Ghanaian cafe serves food and community

March 31st, 2017  |  Published in Make food great again: Print, Uncategorized


Jollof rice with chicken. Photo: Margie Merritt.

By Margie Merritt

Accra restaurant, a small Ghanaian restaurant in the Bronx, opened ten years ago at this location after a series of other locations in the Bronx failed to work out. Owner Gina Tackie says once she found this place, a block from the 4 train, everything clicked, and the bustling 30-seat restaurant did well enough to enable them to open two other locations in Harlem and the Bronx.  The original space now acts a gathering spot for local West Africans to come and catch up or share announcements.  The front counter of the shop is full of copies of “African Abroad” newspapers and flyers for everything from concerts to upcoming funerals.

All of the employees at Accra are women. Cooks in colored head wraps quickly rush from the kitchen to the buffet line, carrying overflowing pans of Waakey (rice and beans), returning to dice yams and plantains on the front counters and prepare combinations of sauces to go atop the meats. Servers dish up food to patrons who stand in the buffet line and point to what they want; goat, chicken, beef. After they make their selections, the server grabs a fresh ball of steamed fufu, made of mashed cassava and plantains, and they carry their food over to the seating area on a colored plastic tray. Fufu, which is served with almost every dish here, resembles a large ball of dough.  Guests tear off pieces of it and use it to soak up their soup.

During the lunch rush, three servers in brightly-colored shirts rotate between the kitchen and the counter, while one is designated to clear tables. At the entrance men stand around conversing in Twi, a Ghanaian dialect, while waiting to place their order. Many of them sit at tables alone, occasionally yelling over to one another in Twi. Ghanaian music battles with chattering news anchors on Euro News on one of the two flat-screen televisions, and colorful painted murals cover the walls. During the lunch rush men quickly head up the two stairs, set down their heaping plates of rice and beans or steaming bowls of soup to reserve a spot, and then run to the restroom to wash their hands before they eat. They eat rice and beans with a fork, but when it comes to the soup and fufu they dig in with their hands.

According to census data, the Bronx has large Italian, West Indian, and Hispanic populations in the city, but the number of people from Sub-Saharan Africa is growing, including almost 2,000 Ghanaians who have settled in the Bronx over the last five years.
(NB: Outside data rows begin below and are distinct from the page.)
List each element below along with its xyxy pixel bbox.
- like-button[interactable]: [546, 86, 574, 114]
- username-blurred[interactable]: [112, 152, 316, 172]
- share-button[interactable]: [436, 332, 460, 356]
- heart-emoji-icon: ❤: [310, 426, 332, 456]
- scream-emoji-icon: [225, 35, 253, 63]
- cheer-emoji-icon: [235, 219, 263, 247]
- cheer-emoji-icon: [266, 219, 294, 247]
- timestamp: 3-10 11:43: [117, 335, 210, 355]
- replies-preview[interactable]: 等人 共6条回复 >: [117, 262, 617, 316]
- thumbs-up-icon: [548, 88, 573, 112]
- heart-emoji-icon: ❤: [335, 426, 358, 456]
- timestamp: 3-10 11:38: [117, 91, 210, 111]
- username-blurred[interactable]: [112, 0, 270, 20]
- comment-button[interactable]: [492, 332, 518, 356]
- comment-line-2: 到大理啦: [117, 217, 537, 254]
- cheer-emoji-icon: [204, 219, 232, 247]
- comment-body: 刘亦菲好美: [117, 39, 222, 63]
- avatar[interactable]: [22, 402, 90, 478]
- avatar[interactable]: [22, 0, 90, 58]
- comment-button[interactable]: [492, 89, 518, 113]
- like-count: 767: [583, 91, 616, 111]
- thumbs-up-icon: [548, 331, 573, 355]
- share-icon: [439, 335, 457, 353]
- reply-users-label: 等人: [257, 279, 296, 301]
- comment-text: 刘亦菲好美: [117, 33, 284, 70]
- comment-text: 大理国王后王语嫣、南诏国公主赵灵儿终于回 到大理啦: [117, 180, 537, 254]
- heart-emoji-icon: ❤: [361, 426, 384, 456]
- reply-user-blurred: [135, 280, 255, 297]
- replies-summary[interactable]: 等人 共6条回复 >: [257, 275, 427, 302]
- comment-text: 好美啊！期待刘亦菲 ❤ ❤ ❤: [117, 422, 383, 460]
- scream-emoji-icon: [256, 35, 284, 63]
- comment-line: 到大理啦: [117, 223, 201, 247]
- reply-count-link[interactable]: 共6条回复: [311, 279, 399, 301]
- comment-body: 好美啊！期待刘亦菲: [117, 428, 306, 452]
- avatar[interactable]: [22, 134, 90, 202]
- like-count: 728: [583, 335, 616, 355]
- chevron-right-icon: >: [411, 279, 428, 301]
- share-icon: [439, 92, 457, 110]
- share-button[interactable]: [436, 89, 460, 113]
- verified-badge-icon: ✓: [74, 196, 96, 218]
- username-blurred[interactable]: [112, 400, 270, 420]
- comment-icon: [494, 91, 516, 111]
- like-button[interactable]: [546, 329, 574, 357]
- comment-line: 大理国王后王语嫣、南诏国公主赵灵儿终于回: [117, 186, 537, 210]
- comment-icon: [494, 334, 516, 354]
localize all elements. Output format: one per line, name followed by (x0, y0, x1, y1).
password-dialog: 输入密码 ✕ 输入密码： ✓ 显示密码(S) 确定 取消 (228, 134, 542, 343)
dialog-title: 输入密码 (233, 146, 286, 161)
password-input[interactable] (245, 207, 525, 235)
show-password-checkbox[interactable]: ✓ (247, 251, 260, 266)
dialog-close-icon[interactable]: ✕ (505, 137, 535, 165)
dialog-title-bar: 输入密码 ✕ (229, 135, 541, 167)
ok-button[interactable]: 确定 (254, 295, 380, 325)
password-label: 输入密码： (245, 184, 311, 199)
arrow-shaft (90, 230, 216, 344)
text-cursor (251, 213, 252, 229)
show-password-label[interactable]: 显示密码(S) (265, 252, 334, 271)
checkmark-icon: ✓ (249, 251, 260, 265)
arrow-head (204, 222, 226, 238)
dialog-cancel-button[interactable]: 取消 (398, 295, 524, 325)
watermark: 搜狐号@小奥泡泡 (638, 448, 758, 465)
When Anthony Adjei first came to America from Ghana three years ago he came right to the Bronx, because his brother knew people who lived in the area.

“I felt like I was back at home hearing them yell Twi on the streets,” recalls Adjei. “I was like, ‘Wait, am I back in Ghana?’” Adjei, 27, came to the United States alone three years ago with intentions to get his bachelor’s and master’s degree in engineering. A thin man who seems always to be smiling, he now has his own apartment not to far from Accra. “This was one of the first restaurants I found when I got here,” says Adjei. “It really reminds me of home. I can cook most of these things at home, but it’s something about the spices here.”

Gina Tackie says that Accra was the first Ghanaian restaurant to open in the area, and because of that she felt a great responsibility to make sure everything tasted authentic. “With the help of my husband and my mother-in-law we have really been able to bring the flavors of Ghana here,” she said. Dressed in a colorful garb, Tackie spends her time shuttling between the different locations, to make sure that everything is running smoothly.

“There are lots of African markets around here where we can get everything we need,” says server Maryam Sillah, 32, including most of the staples of Ghanaian cuisine; yams, plantains, okra, goat, and beef. The two most popular dishes are okra soup and rice and beans.  

Tackie gets a few ingredients sent from home. “We are using family recipes, so some spices I can’t get here,” says Tackie. “I have to get them shipped over from Ghana.”

While there are other Ghanaian restaurants in the area, the regulars at Accra say there’s something special about the food. “There are about three other Ghanaian places around here, but this is the only place I feel like is really Ghanaian made,” says Majeed Abdul, who came to the United States eight years ago from Ghana. “It’s the taste. They have the combination of spices,” says Abdul as he grabs another piece of fufu.

It could also be the cooks in the kitchen. The women cooking and working in the kitchen come from many different places in West Africa. They banter back in forth in many different languages, with the occasional “What are you saying? I don’t know that language.”  

Sillah came to the United States six years ago from Gambia and now works  six days a week at Accra. “I get here around 10 in the morning and they’ve already been in the back cooking the food for the day,” she says.  

Tackie and her husband try to help as many people in the community as they can. When new immigrants come to the restaurant she says she tells them “This is the land of opportunity, seek something new so you know why you came here.”